A: The AMA is putting together a new accreditation program to help measure doctors’ quality. We’re working with them very closely to help them assess the quality of care that physicians are providing. This is a very exciting change. It’ll be an advantage to patients and help them decide which doctor to choose.
Q: Patients frequently complain that their doctors don’t listen to them. Will that change?
A: Maybe because we didn’t have the tools or maybe because we had stoppers in our ears, we haven’t been listening enough. We need to improve the degree to which providers are listening to their patients and responding to their needs.
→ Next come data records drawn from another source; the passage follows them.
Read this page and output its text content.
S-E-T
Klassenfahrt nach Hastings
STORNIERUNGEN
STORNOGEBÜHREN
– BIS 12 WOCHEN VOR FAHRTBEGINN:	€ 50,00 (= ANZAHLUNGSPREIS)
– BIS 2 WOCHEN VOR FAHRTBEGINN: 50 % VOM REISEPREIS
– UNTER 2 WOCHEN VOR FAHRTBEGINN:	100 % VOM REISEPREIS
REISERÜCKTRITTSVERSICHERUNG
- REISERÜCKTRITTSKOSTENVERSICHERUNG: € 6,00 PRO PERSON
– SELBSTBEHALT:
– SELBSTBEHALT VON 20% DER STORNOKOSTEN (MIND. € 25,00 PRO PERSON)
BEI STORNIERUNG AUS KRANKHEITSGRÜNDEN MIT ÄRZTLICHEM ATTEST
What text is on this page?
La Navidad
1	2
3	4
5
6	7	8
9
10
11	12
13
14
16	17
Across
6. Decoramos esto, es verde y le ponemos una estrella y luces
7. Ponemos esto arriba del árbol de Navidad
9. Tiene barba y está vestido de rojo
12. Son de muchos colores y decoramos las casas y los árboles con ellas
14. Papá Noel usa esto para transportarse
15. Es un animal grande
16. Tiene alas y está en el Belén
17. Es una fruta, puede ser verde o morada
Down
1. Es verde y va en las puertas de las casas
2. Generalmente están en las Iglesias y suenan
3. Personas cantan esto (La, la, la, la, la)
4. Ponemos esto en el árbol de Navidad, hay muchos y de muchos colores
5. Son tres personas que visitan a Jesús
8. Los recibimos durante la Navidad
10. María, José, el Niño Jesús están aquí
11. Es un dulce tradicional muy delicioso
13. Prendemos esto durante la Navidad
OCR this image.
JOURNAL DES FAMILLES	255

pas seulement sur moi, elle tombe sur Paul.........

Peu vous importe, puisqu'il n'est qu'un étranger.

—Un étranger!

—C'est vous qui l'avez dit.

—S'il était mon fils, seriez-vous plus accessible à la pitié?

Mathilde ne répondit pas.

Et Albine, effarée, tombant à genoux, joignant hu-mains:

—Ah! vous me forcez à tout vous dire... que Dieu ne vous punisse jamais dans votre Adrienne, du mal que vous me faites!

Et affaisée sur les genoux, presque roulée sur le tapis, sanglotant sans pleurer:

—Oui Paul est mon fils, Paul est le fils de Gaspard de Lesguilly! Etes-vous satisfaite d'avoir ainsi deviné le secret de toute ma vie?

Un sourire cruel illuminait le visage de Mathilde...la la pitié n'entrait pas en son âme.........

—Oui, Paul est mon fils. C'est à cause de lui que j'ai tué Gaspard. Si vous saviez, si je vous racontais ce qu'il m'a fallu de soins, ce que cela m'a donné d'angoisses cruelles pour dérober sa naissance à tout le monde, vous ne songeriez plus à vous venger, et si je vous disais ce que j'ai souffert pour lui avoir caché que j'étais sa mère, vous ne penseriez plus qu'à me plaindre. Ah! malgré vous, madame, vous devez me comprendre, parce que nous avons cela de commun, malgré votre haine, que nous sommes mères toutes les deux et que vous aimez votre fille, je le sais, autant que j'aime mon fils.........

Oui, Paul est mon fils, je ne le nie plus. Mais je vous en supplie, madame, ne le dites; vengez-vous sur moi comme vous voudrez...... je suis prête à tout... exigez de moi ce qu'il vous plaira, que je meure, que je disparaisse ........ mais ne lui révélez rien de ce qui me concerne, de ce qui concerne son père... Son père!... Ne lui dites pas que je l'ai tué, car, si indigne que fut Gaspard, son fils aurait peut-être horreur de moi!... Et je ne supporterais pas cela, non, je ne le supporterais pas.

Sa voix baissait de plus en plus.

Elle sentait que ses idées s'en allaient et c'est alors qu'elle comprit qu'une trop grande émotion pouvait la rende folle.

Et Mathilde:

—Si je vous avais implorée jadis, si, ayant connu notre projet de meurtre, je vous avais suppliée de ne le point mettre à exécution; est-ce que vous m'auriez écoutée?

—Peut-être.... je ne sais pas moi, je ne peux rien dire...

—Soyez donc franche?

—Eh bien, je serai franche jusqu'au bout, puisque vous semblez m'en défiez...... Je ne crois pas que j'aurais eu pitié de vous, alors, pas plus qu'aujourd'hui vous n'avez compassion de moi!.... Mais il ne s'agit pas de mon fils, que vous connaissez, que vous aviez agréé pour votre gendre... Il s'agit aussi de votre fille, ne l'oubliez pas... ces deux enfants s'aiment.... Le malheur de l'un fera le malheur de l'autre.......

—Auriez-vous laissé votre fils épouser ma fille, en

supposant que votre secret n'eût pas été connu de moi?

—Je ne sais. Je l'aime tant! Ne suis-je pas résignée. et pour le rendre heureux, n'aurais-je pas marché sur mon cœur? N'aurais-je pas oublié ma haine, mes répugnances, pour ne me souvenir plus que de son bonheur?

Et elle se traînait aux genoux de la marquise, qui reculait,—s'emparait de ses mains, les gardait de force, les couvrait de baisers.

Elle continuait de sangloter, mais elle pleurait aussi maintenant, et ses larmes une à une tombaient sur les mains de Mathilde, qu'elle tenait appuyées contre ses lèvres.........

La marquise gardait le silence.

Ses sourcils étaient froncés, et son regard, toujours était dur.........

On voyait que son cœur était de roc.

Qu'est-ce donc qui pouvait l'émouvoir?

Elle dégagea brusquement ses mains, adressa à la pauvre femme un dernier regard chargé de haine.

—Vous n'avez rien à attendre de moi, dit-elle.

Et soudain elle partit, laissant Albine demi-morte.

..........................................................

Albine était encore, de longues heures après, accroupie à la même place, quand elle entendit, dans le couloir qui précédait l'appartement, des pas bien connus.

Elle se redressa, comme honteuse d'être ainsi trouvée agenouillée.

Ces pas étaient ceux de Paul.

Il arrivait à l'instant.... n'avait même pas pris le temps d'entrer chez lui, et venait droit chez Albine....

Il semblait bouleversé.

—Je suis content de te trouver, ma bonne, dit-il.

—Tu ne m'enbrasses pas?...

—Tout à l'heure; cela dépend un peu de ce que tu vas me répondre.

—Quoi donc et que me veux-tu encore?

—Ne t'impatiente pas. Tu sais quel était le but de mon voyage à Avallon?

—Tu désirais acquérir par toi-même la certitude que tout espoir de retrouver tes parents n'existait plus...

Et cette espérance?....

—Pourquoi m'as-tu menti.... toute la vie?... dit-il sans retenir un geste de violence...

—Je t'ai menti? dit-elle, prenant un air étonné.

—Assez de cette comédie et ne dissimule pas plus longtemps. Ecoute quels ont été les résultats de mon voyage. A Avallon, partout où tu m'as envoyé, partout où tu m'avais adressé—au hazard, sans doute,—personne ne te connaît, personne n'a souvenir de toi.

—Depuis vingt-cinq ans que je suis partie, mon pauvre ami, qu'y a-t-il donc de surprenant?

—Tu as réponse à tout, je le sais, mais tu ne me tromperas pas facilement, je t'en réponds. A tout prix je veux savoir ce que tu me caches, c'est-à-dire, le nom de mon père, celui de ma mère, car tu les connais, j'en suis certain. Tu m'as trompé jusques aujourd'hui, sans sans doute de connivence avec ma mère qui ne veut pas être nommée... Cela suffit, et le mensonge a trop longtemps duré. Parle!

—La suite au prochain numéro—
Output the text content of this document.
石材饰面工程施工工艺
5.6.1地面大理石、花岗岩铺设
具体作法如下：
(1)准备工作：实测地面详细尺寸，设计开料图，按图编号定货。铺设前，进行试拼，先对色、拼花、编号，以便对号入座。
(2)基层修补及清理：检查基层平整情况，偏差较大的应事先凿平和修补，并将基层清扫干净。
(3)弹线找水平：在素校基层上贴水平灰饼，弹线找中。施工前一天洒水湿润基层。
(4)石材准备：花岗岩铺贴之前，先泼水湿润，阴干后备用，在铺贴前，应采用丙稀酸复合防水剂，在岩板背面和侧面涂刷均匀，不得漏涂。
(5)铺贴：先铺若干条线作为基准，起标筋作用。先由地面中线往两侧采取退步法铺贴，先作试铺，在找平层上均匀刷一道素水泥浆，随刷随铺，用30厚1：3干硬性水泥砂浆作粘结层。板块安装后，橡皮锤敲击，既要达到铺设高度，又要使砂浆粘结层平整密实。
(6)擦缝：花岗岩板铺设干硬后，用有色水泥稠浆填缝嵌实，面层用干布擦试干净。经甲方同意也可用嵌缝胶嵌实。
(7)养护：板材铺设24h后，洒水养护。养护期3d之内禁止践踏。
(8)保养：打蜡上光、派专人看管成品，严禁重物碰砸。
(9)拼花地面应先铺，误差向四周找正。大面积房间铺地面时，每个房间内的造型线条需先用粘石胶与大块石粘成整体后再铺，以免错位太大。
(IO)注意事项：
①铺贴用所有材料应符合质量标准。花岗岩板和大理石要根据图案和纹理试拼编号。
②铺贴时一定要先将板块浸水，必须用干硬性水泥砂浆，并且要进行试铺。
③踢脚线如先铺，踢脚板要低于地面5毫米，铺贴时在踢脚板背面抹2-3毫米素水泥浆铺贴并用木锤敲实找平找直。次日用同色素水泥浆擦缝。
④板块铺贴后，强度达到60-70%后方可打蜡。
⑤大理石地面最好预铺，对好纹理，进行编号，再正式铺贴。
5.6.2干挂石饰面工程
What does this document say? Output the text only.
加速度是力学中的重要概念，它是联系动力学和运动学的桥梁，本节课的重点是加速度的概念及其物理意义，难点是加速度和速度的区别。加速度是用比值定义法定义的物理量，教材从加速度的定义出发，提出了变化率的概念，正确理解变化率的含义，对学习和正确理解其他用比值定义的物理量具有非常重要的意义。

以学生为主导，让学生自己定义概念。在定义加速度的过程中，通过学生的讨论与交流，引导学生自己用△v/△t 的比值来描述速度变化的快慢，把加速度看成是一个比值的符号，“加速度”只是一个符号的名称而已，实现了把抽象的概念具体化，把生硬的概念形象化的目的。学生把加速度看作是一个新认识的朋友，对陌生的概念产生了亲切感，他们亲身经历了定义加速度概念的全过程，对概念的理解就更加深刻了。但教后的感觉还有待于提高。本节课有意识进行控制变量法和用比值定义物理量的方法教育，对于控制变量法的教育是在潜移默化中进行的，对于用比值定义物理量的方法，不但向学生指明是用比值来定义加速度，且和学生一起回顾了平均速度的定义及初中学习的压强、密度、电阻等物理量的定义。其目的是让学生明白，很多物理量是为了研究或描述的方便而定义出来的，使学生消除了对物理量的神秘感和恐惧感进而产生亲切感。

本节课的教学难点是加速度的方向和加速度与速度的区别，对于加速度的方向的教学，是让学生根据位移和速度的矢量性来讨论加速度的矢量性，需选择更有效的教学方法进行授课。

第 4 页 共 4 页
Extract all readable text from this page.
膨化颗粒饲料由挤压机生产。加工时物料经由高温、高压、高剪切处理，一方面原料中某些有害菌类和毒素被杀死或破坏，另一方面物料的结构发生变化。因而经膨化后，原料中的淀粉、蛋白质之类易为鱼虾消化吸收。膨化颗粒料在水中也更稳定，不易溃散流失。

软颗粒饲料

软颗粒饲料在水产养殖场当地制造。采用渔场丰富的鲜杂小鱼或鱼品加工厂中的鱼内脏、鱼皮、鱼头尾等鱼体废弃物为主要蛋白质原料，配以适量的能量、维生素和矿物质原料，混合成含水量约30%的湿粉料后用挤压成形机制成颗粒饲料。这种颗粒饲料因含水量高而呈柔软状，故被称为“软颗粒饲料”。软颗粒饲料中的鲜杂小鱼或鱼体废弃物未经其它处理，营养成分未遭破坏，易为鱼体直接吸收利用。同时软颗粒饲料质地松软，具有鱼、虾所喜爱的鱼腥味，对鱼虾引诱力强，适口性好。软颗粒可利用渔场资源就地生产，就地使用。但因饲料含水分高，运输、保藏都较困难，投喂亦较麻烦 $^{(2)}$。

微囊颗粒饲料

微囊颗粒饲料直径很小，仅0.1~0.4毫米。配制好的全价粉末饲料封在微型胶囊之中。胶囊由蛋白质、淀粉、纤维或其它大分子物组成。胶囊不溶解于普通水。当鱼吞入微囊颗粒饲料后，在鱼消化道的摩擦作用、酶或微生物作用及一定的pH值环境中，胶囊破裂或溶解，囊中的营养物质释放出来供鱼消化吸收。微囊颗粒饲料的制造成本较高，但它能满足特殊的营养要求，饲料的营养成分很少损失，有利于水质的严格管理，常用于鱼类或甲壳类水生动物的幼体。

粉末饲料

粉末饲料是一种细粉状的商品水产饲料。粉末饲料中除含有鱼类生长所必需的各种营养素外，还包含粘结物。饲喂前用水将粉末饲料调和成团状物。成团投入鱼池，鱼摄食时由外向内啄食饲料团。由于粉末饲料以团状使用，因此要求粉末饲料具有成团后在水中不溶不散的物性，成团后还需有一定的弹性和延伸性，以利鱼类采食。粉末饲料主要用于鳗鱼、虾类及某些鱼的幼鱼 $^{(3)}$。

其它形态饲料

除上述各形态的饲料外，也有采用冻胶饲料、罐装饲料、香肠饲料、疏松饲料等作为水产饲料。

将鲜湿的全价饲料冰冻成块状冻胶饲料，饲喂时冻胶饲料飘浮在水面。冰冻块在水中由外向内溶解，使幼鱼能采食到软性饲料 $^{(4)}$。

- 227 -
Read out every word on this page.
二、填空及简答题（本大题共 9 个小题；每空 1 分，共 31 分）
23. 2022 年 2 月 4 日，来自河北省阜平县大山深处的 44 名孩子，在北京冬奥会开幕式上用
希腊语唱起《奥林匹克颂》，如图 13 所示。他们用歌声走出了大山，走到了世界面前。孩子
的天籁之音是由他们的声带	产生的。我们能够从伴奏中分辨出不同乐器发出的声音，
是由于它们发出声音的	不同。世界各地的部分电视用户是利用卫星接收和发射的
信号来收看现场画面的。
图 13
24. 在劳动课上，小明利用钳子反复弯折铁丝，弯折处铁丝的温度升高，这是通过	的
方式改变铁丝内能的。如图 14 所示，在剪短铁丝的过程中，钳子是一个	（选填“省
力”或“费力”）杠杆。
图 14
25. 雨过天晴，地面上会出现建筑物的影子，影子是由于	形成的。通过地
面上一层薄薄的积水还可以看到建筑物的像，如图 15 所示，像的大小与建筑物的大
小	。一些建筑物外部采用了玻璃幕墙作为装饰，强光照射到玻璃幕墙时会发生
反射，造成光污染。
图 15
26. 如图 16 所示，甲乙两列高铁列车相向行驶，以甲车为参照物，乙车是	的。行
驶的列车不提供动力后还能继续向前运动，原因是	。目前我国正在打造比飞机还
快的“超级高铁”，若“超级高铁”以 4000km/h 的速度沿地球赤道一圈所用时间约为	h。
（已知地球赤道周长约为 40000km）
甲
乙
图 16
Q: Chronic pain is a big problem, despite pain-control measures that have been available for two decades. Why is it taking so long for doctors to implement them?
A: We haven’t paid as much attention to patients’ needs as we should have, because we were measuring things we knew how to measure. We were measuring life and death, and we weren’t measuring satisfaction and quality of life, and pain.
Q: The managed-care revolution has been criticized for being more interested in the bottom line than patient care. What can your agency do to ensure the quality of health care in the face of the big changes?
A: What’s already starting to happen is that the public is asking for information about the quality and effectiveness of care provided by health Plans. The public needs to know how well health plans do, how well doctors do and how well hospitals do. If we’re going to have a market-driven health care system, we’ve got to have information that allows patients to choose.